I don't think you "needed it" (not meaning to come across as insensitive, just reading the words), but because you had it, it took precedence over the MIL as spouse.

I think if you didn't have it it would have been the MIL first, then your BIL/Husband if your MIL was not of sound mind, but this would have to have gone through SAT and taken up to a month to figure out.
 
I don't think you "needed it" (not meaning to come across as insensitive, just reading the words), but because you had it, it took precedence over the MIL as spouse.

I think if you didn't have it it would have been the MIL first, then your BIL/Husband if your MIL was not of sound mind, but this would have to have gone through SAT and taken up to a month to figure out.

In would have gone to the Guardianship Board instead.

The doctors made it clear that thay needed to sight the paperwork otherwise they would need to apply for a Treatment Order.
 
Just on Medical EPA, would they be required if you are married?

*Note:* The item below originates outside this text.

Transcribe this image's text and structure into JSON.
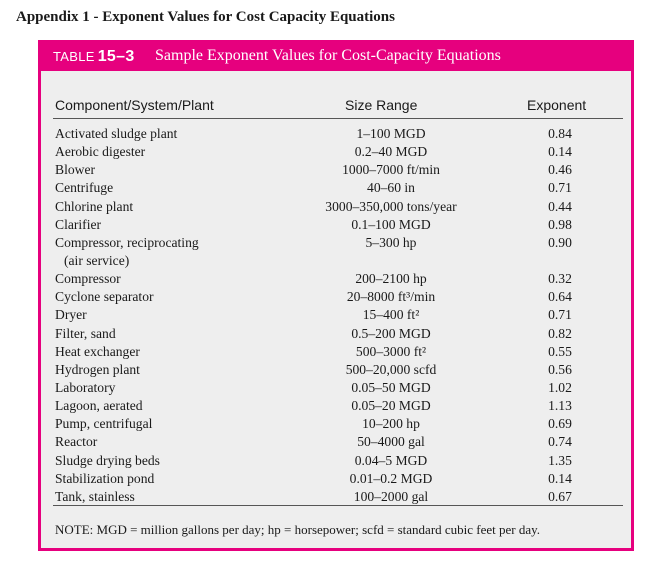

Would your spouse have powers to make medical decisions for you?

Similar if both souses incapacitated. Would children then have the power?

Edit: Looks like in WA it does appear to work that way. Priority given to Legal Guardians then Medical EPA and then Spouses and then children over 18. But I might be incorrect.

To avoid dispute and doubt it would be a good idea to have one. Often the spouse and the mother/father may disagree regarding treatment etc.